Application of four medicinal plants powder on various surface materials.

Plant name/materials	Plastic	Ceramic	Paper	Iron
Zingiber montanum	/	/	/	/
Rhinacanthus nasutus	/	/	/	/
Solanum indicum L.	/	/	/	/
Euphorbia tirucall	/	/	/	/

/: latent fingerprint detected.

Figure 5.

Comparison of the plant powder on 1^st day and 30^th day after pressing the fingertips on non-porous surface. (The pictures were taken under TLC UV light cabinet.)

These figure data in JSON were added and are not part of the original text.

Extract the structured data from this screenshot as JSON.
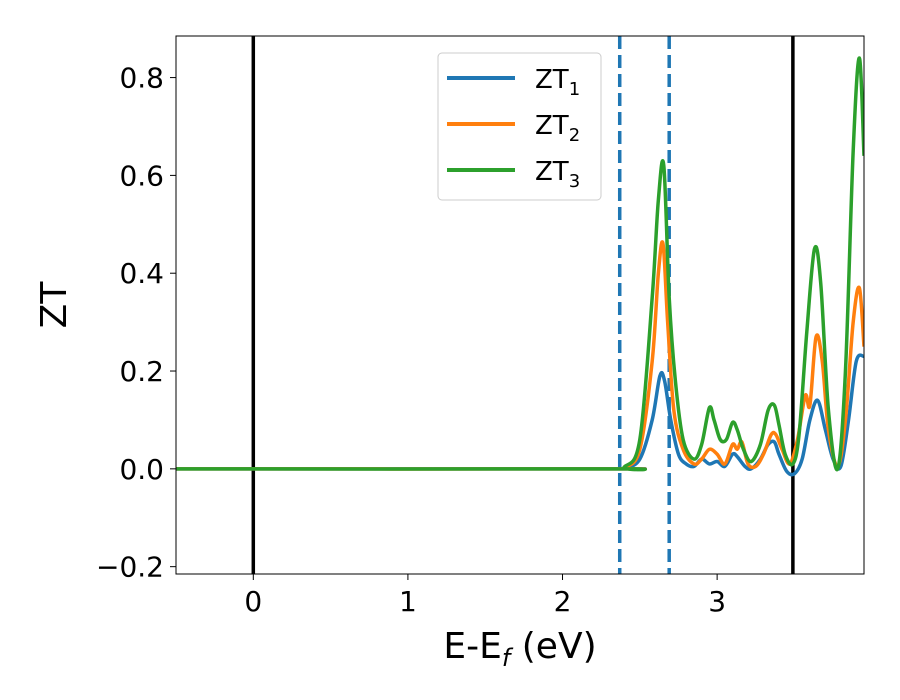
{
  "chart_data": {
    "type": "line",
    "xlabel": "E-E",
    "xlabel_sub": "f",
    "xlabel_unit": " (eV)",
    "ylabel": "ZT",
    "xlim": [
      -0.5,
      3.95
    ],
    "ylim": [
      -0.215,
      0.885
    ],
    "xticks": [
      0,
      1,
      2,
      3
    ],
    "xtick_labels": [
      "0",
      "1",
      "2",
      "3"
    ],
    "yticks": [
      -0.2,
      0.0,
      0.2,
      0.4,
      0.6,
      0.8
    ],
    "ytick_labels": [
      "−0.2",
      "0.0",
      "0.2",
      "0.4",
      "0.6",
      "0.8"
    ],
    "legend_position": "upper-center",
    "vlines": [
      {
        "x": 0.0,
        "style": "solid",
        "color": "#000000"
      },
      {
        "x": 2.37,
        "style": "dashed",
        "color": "#1f77b4"
      },
      {
        "x": 2.69,
        "style": "dashed",
        "color": "#1f77b4"
      },
      {
        "x": 3.49,
        "style": "solid",
        "color": "#000000"
      }
    ],
    "series": [
      {
        "name": "ZT",
        "name_sub": "1",
        "color": "#1f77b4",
        "x": [
          -0.5,
          2.3,
          2.4,
          2.5,
          2.58,
          2.63,
          2.66,
          2.7,
          2.75,
          2.8,
          2.85,
          2.9,
          2.95,
          3.0,
          3.05,
          3.1,
          3.13,
          3.18,
          3.22,
          3.28,
          3.33,
          3.37,
          3.4,
          3.45,
          3.5,
          3.55,
          3.6,
          3.65,
          3.7,
          3.75,
          3.8,
          3.85,
          3.9,
          3.95
        ],
        "y": [
          0.0,
          0.0,
          0.002,
          0.02,
          0.1,
          0.19,
          0.18,
          0.1,
          0.03,
          0.01,
          0.005,
          0.02,
          0.01,
          0.015,
          0.005,
          0.03,
          0.025,
          0.005,
          0.0,
          0.02,
          0.05,
          0.055,
          0.03,
          -0.005,
          -0.01,
          0.02,
          0.1,
          0.14,
          0.08,
          0.02,
          0.005,
          0.1,
          0.22,
          0.23
        ]
      },
      {
        "name": "ZT",
        "name_sub": "2",
        "color": "#ff7f0e",
        "x": [
          -0.5,
          2.3,
          2.4,
          2.5,
          2.58,
          2.62,
          2.65,
          2.68,
          2.72,
          2.78,
          2.85,
          2.9,
          2.95,
          3.0,
          3.05,
          3.1,
          3.13,
          3.16,
          3.2,
          3.25,
          3.3,
          3.35,
          3.38,
          3.42,
          3.47,
          3.52,
          3.57,
          3.6,
          3.64,
          3.68,
          3.72,
          3.78,
          3.83,
          3.88,
          3.92,
          3.95
        ],
        "y": [
          0.0,
          0.0,
          0.003,
          0.04,
          0.22,
          0.4,
          0.46,
          0.3,
          0.12,
          0.04,
          0.01,
          0.02,
          0.04,
          0.03,
          0.01,
          0.05,
          0.04,
          0.055,
          0.01,
          0.005,
          0.03,
          0.07,
          0.07,
          0.04,
          0.01,
          0.06,
          0.15,
          0.13,
          0.27,
          0.22,
          0.08,
          0.005,
          0.1,
          0.3,
          0.37,
          0.25
        ]
      },
      {
        "name": "ZT",
        "name_sub": "3",
        "color": "#2ca02c",
        "x": [
          -0.5,
          2.3,
          2.4,
          2.5,
          2.58,
          2.62,
          2.655,
          2.69,
          2.73,
          2.78,
          2.85,
          2.9,
          2.95,
          2.98,
          3.02,
          3.06,
          3.1,
          3.13,
          3.17,
          3.22,
          3.28,
          3.33,
          3.37,
          3.4,
          3.44,
          3.49,
          3.53,
          3.58,
          3.63,
          3.67,
          3.72,
          3.78,
          3.83,
          3.88,
          3.92,
          3.95
        ],
        "y": [
          0.0,
          0.0,
          0.004,
          0.06,
          0.35,
          0.55,
          0.62,
          0.35,
          0.18,
          0.06,
          0.02,
          0.05,
          0.125,
          0.1,
          0.06,
          0.06,
          0.095,
          0.08,
          0.04,
          0.015,
          0.05,
          0.12,
          0.13,
          0.09,
          0.03,
          0.01,
          0.07,
          0.28,
          0.45,
          0.38,
          0.12,
          0.0,
          0.2,
          0.65,
          0.84,
          0.64
        ]
      }
    ]
  }
}
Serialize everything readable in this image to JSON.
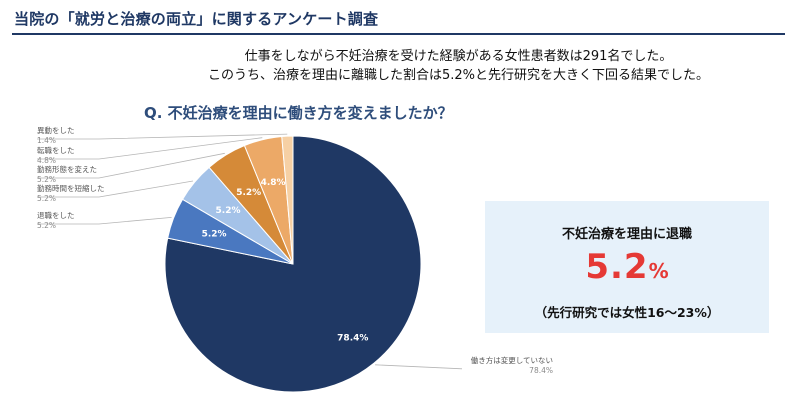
{
  "header": {
    "title": "当院の「就労と治療の両立」に関するアンケート調査"
  },
  "summary": {
    "line1": "仕事をしながら不妊治療を受けた経験がある女性患者数は291名でした。",
    "line2": "このうち、治療を理由に離職した割合は5.2%と先行研究を大きく下回る結果でした。"
  },
  "callout": {
    "label": "不妊治療を理由に退職",
    "value": "5.2",
    "unit": "%",
    "note": "（先行研究では女性16～23%）",
    "value_color": "#e53935",
    "background": "#e6f1fa"
  },
  "chart_data": {
    "type": "pie",
    "title": "Q. 不妊治療を理由に働き方を変えましたか？",
    "slices": [
      {
        "name": "働き方は変更していない",
        "value": 78.4,
        "label": "78.4%",
        "color": "#1f3864"
      },
      {
        "name": "退職をした",
        "value": 5.2,
        "label": "5.2%",
        "color": "#4a78c0"
      },
      {
        "name": "勤務時間を短縮した",
        "value": 5.2,
        "label": "5.2%",
        "color": "#a4c2e8"
      },
      {
        "name": "勤務形態を変えた",
        "value": 5.2,
        "label": "5.2%",
        "color": "#d58a38"
      },
      {
        "name": "転職をした",
        "value": 4.8,
        "label": "4.8%",
        "color": "#eca967"
      },
      {
        "name": "異動をした",
        "value": 1.4,
        "label": "1.4%",
        "color": "#f6d0a4"
      }
    ],
    "start_angle_deg": 0,
    "direction": "clockwise",
    "legend": "callout labels with leader lines"
  }
}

Detection of cyanide by using the powder sample of the medicinal plants

Medicinal plant fluorescence turn-off was investigated at different KCN concentrations in the range of 5–10 µM as shown in Figure 6. The quenching effect of the fluorescence intensity may occur due to different reasons such as energy transfer, surface absorption, or surface characteristic. 0.05 g of each medicinal powder was diluted with 10 mL of DI water. For detection using FL spectrophotometer, 0.25 µL of each medicinal liquid, adding 1 mL of KCN and 9 mL DI water with the setting condition of maximum excitation wavelength of 360 nm, after measurement the spectral data were obtained as shown in Figure 6(d). The cyanide detection by using Euphorbia tirucall, powder shows that the powder can be used to detect trace cyanide ion in various concentrations from 5–10 µM with the limitation of detection (LOD) of 1.2 µM as shown in Figure 6(a). Various concentrations of cyanide also can be detected by using Solanum Indicum L. (Figure 6(e)) with 2.8 µM LOD.Figure 6(f) shows that Zingiber montanum can be used to detect cyanide using turn on-off method under the suitable conditions of various concentration titration of cyanide with 1.04 µM LOD. The LOD was calculated by using the following formulation:

$$\mathrm{Limit}\mathrm{of}\mathrm{detection}={3.3}^{*}\left({\displaystyle \frac{\mathrm{SD}\mathrm{of}\mathrm{intercept}}{\mathrm{slope}}}\right)$$

where SD is the standard deviation. The prediction mechanism for the adherence of each powder to the cyanide ion can be assigned by the formation of hydrogen bonds between CN⁻ and the carbonyl or hydroxyl group of organic compounds present in each medicinal powder, for example such as the major chemical compounds of curcumin generally found in Zingiber montanum with cyanide ion (Figure 7). The selectivity test of the selected medicinal powder also has been studied and it was found special for Euphorbia tirucall in Figure 6(g) after adding the cyanide the concentration of fluorescence will decrease compared to others, Figure 6(h)Solanum Indicum and Figure 6(i)Zingiber montanum.

Figure 6.

Detection LOD of (a) Euphorbia tirucall (b) Solanum Indicum L. (c) Zingiber montanum Emission spectra detection KCN of (d) Euphorbia tirucall (e) Solanum Indicum L. (f) Zingiber montanum, Turn-Off methods sensitivity test of (g) Euphorbia tirucall (h) Solanum Indicum L. (i) Zingiber montanum, Wavelength Ex = 360 nm slit width 5/5.

Figure 7.

Prediction Mechanism reaction detection KCN Zingiber Montanum (curcumin).

Conclusion

The natural characteristics of medicinal plants can be simply used for the pronounced detection of latent fingerprints on non-porous surfaces. Some plants exhibit distinct fluorescence under UV excitation, which has quickly been evident under UV light chamber and fluorescence spectrophotometry in the routine analysis. The characteristic powder and its optical properties were observed using fluorescence spectrum, FIB-SEM, and FTIR, demonstrating that the medicinal powder has a different characteristic under FIB-SEM and UV light visualization. Zingiber montanum has the highest intensity fluorescence compared to other powders. The application for latent fingerprint detection was carried out with experiments on various non-porous materials (iron, plastic, etc.). The experimental optimization was also done with the effect of temperature and storage time of the materials used. The effect of storage time of the plant powder could be worked satisfactorily as shelf-life for 30 days. The powder samples of the medicinal plants also have been analyzed for the detection of cyanide. It was found that the Rhinacanthus nasutus can't be used to detect trace cyanide concentrations.